Pitching stud: Logan Webb (SP, Giant). Webb is back on top again. The 24-year-old tossed 13 1/3 innings over the past seven days, allowing just 3 earned runs for a 2.03 ERA. He had 15 strikeouts to just 2 walks and held batters to a middling .280 on-base percentage. Through his seventh start on May 5, he was 1-3 with a 5.34 ERA; since then, he’s gone 6-0 with a 1.63 ERA. In 66 1/3 frames, he’s Ked 72 batters and they’ve hit just .198 against him. Typically, the script is flipped for Webb—he usually gets off to hot starts before eventually slumping. In 2019, he had a 3.52 ERA in his first three starts, but posted a 6.29 mark the rest of the way. In 2020, he had a 2.81 ERA in his first four appearances and a 6.57 mark over his final nine.

Honorable mention: Vladimir Gutierrez (SP, Reds; 1 W, 2.03 ERA, 15 K, 2 BB, 13 1/3 IP) … a near-identical line to Webb, but Gutierrez also took a loss.

Ramirez was selected off waivers by the Diamondbacks on May 22. (Wikipedia).

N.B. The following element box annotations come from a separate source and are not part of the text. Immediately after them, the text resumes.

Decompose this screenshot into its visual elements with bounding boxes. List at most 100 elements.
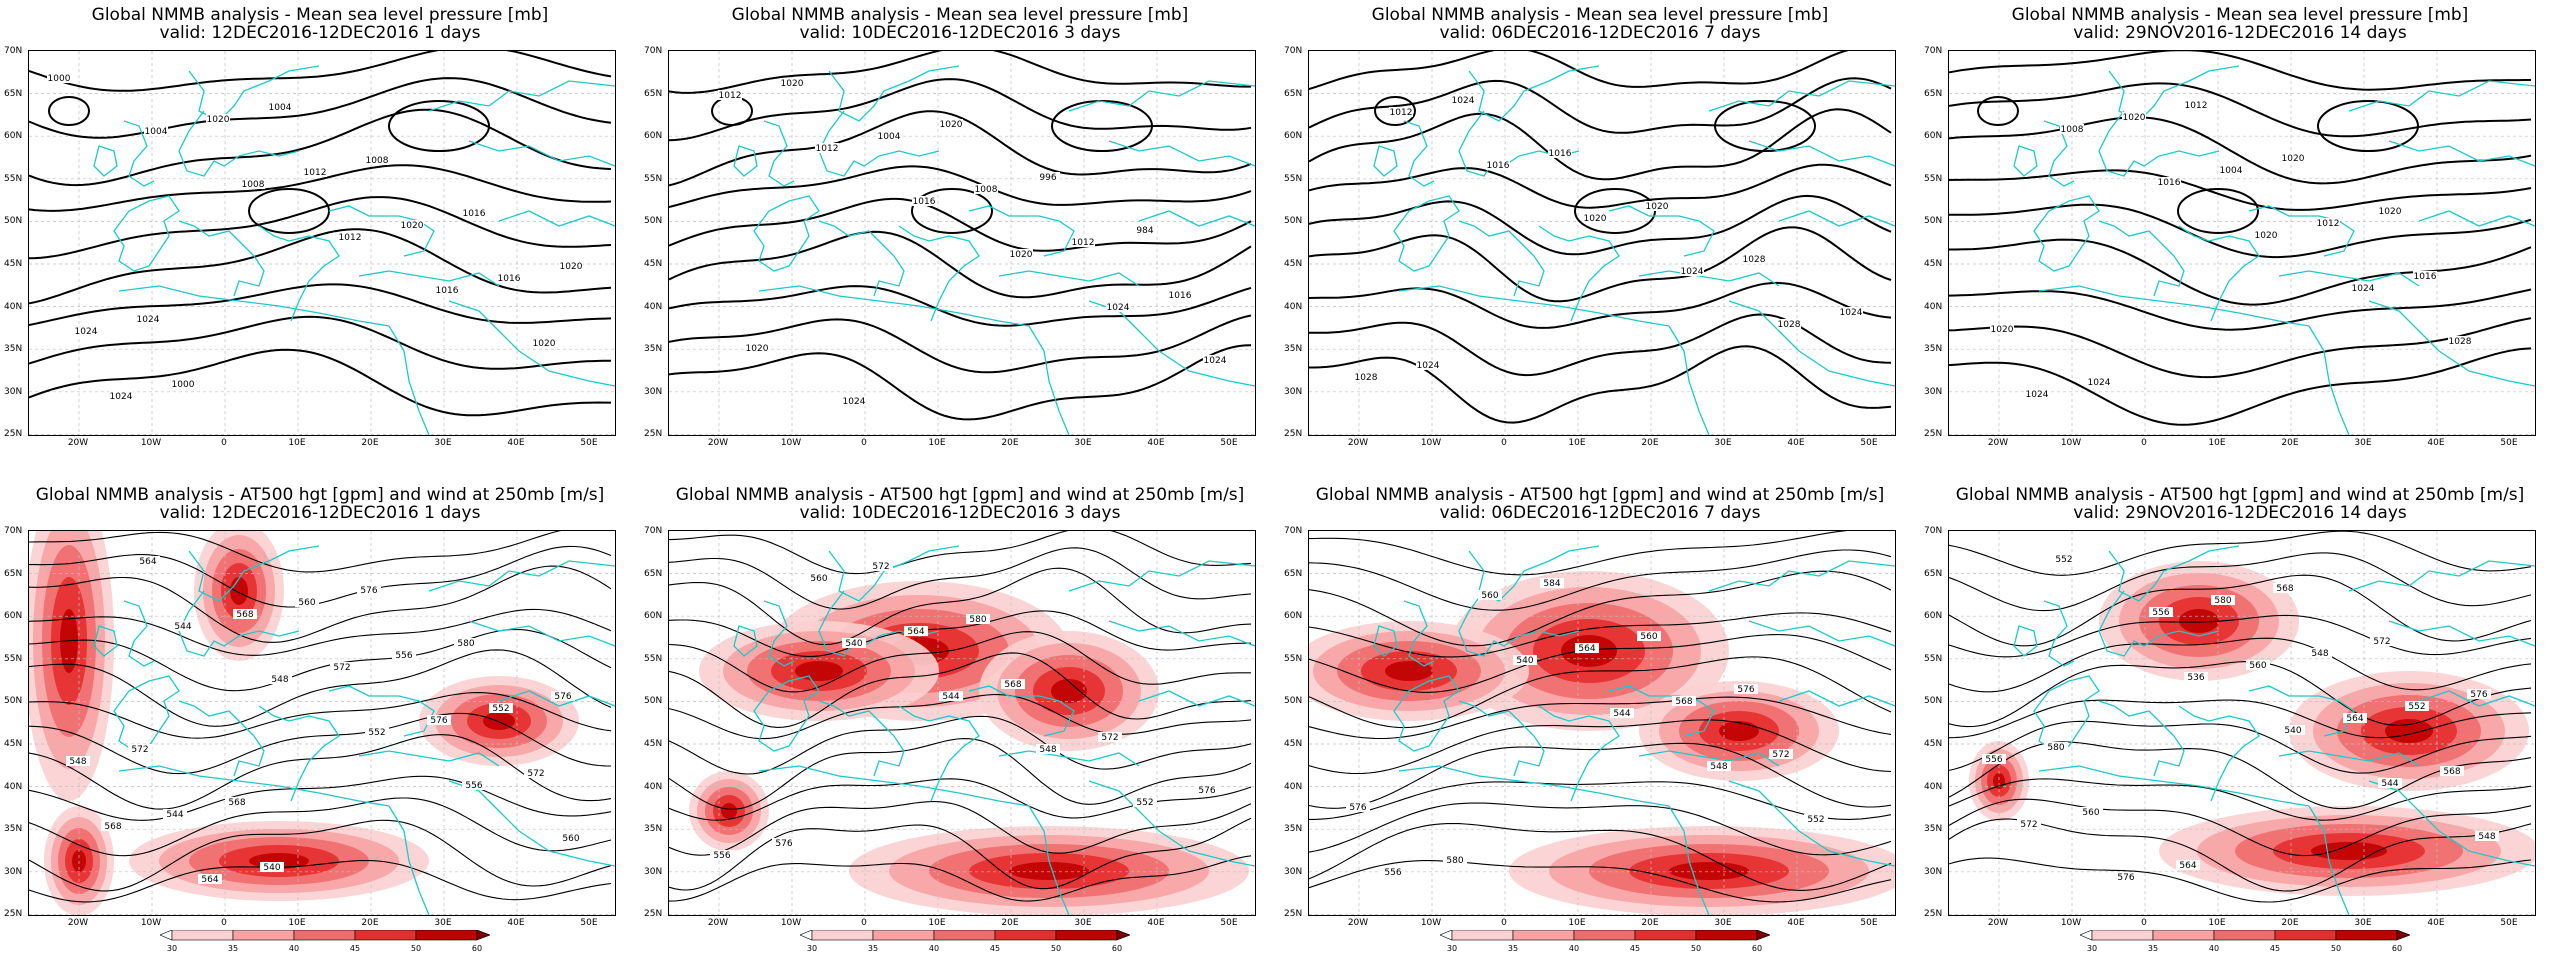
isobar-line [29,77,612,139]
longitude-tick-label: 50E [580,918,598,928]
latitude-tick-label: 70N [644,46,663,56]
latitude-tick-label: 25N [1284,429,1303,440]
longitude-tick-label: 20W [1987,438,2009,448]
longitude-tick-label: 20E [361,918,379,928]
contour-label-bg [815,143,839,153]
contour-label-bg [2079,807,2103,817]
longitude-tick-label: 30E [1714,438,1732,448]
colorbar-tick-label: 35 [2148,944,2158,953]
coastline [2368,300,2535,387]
height-contour-line [1309,570,1892,647]
contour-label-bg [1381,867,1405,877]
contour-label: 1012 [719,91,742,101]
isobar-line [1309,194,1892,256]
contour-label-bg [2370,636,2394,646]
coastline [1398,765,1670,807]
latitude-tick-label: 55N [1924,173,1943,184]
longitude-tick-label: 10E [2208,438,2226,448]
coastline [1068,560,1255,592]
longitude-tick-label: 50E [1220,438,1238,448]
contour-label-bg [330,662,354,672]
longitude-tick-label: 20W [707,438,729,448]
contour-label-bg [2475,831,2499,841]
contour-label-bg [1443,855,1467,865]
contour-label: 564 [907,627,924,637]
contour-label-bg [2157,177,2181,187]
contour-label-bg [2405,701,2429,711]
coastline [828,545,960,602]
contour-label: 1024 [137,315,160,325]
latitude-tick-label: 45N [1284,259,1303,269]
contour-label-bg [1001,679,1025,689]
contour-label: 1008 [366,156,389,166]
coastline [2348,560,2535,592]
panel-valid-period: valid: 06DEC2016-12DEC2016 7 days [1439,23,1761,43]
contour-label: 540 [1516,656,1533,666]
isobar-line [29,348,611,417]
contour-label-bg [2440,766,2464,776]
colorbar-tick-label: 50 [1691,944,1701,953]
contour-label: 552 [2055,555,2072,565]
height-contour-line [1949,818,2532,892]
coastline [2033,675,2100,752]
contour-label: 1020 [746,344,769,354]
coastline [188,65,320,122]
contour-label-bg [2184,672,2208,682]
pressure-center-contour [2177,188,2259,234]
isobar-line [1949,203,2532,259]
longitude-tick-label: 40E [2427,918,2445,928]
latitude-tick-label: 50N [644,696,663,707]
contour-label-bg [171,379,195,389]
longitude-tick-label: 20W [1347,918,1369,928]
coastline [1538,225,1620,322]
contour-label: 1004 [2220,166,2243,176]
height-contour-line [29,608,612,656]
coastline [1458,220,1545,297]
longitude-tick-label: 40E [1787,918,1805,928]
colorbar-tick-label: 40 [1569,944,1579,953]
panel-title: Global NMMB analysis - AT500 hgt [gpm] a… [675,485,1245,505]
longitude-tick-label: 0 [2141,438,2147,448]
contour-label-bg [551,691,575,701]
latitude-tick-label: 45N [644,259,663,269]
contour-label-bg [1346,802,1370,812]
latitude-tick-label: 70N [1924,46,1943,56]
longitude-tick-label: 20E [1001,918,1019,928]
colorbar-tick-label: 35 [1508,944,1518,953]
contour-label: 572 [2373,637,2390,647]
coastline [2038,285,2310,327]
isobar-line [29,315,611,370]
coastline [2418,690,2535,707]
contour-label: 568 [236,610,253,620]
coastline [428,560,615,592]
coastline [2013,145,2038,177]
contour-label: 1016 [436,286,459,296]
height-contour-line [1949,798,2532,857]
coastline [818,700,905,777]
coastline [123,600,155,667]
longitude-tick-label: 0 [1501,918,1507,928]
panel-title: Global NMMB analysis - Mean sea level pr… [2011,5,2469,25]
latitude-tick-label: 25N [644,429,663,440]
map-svg: 540 544 548 552 556 560 564 568 572 576 580 584 560 5… [1309,531,1895,915]
coastline [2178,705,2260,802]
contour-label: 560 [1640,632,1657,642]
latitude-tick-label: 25N [1284,909,1303,920]
latitude-tick-label: 65N [4,568,23,579]
panel-valid-period: valid: 06DEC2016-12DEC2016 7 days [1439,503,1761,523]
contour-label: 1016 [1549,149,1572,159]
contour-label: 576 [554,692,571,702]
coastline [1468,65,1600,122]
longitude-tick-label: 20E [2281,438,2299,448]
contour-label: 1016 [2158,178,2181,188]
colorbar-segment [1451,929,1514,941]
latitude-tick-label: 60N [4,611,23,622]
contour-label-bg [454,638,478,648]
contour-label-bg [66,756,90,766]
contour-label-bg [1680,266,1704,276]
longitude-tick-label: 20W [1347,438,1369,448]
contour-label-bg [1098,732,1122,742]
panel-valid-period: valid: 12DEC2016-12DEC2016 1 days [159,23,481,43]
contour-label: 1012 [2185,101,2208,111]
contour-label-bg [1133,225,1157,235]
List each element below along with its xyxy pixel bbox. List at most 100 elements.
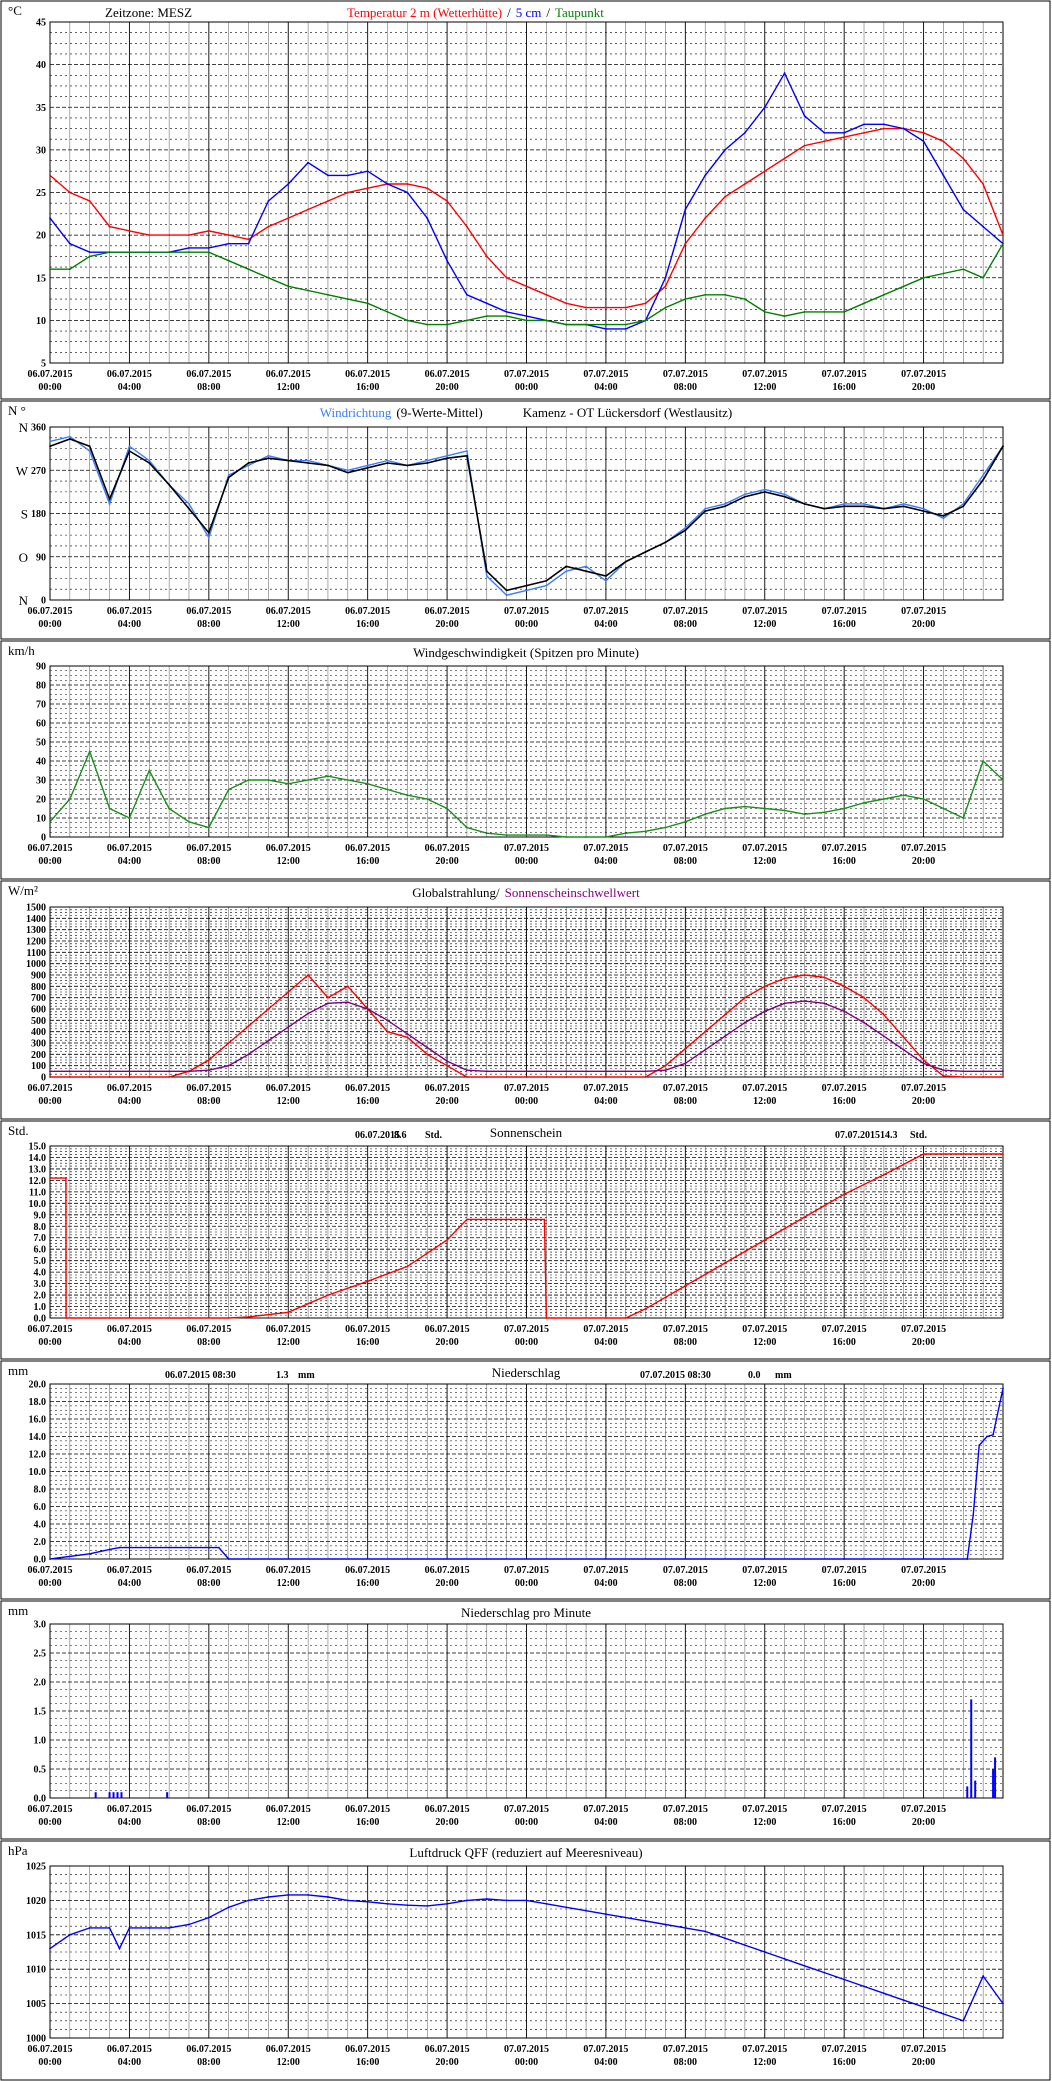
data-point	[88, 1076, 91, 1078]
x-tick-time: 16:00	[832, 856, 855, 867]
stat-value: 0.0	[748, 1370, 761, 1381]
x-tick-time: 00:00	[515, 1096, 538, 1107]
data-point	[803, 1216, 806, 1218]
data-point	[446, 1902, 448, 1905]
data-point	[108, 498, 111, 500]
x-tick-time: 04:00	[594, 856, 617, 867]
y-tick-label: 13.0	[29, 1164, 47, 1175]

Pitching dud: Noe Ramirez (RP, Diamondbacks). On August 20, Ramirez returned to the majors after nearly a month away and it hasn’t been pretty. In 2 1/3 innings over 3 appearances, he’s allowed 4 walks, 2 hits and 3 earned runs for an 11.57 ERA. On August 21, he blew a save. It sullies what once was a decent season, as his ERA was 2.95 as late as July 20. Not anymore—it’s up to 3.92, which is more in line with his career mark of 4.16. Prior to 2021, the Angels traded Ramirez to the Reds for closer Raisel Iglesias, who this year has 27 saves, a league-leading 46 games finished and a K/9 ratio of nearly 14. Cincinnati released Ramirez before the season even began. You can tell who got the better of that deal (especially since Los Angeles later re-signed Ramirez!).

Dishonorable mention: Alex Colome (RP, Twins; 1 G, 1 IP, 2 H, 2 ER, 18.00 ERA, 1 BSV).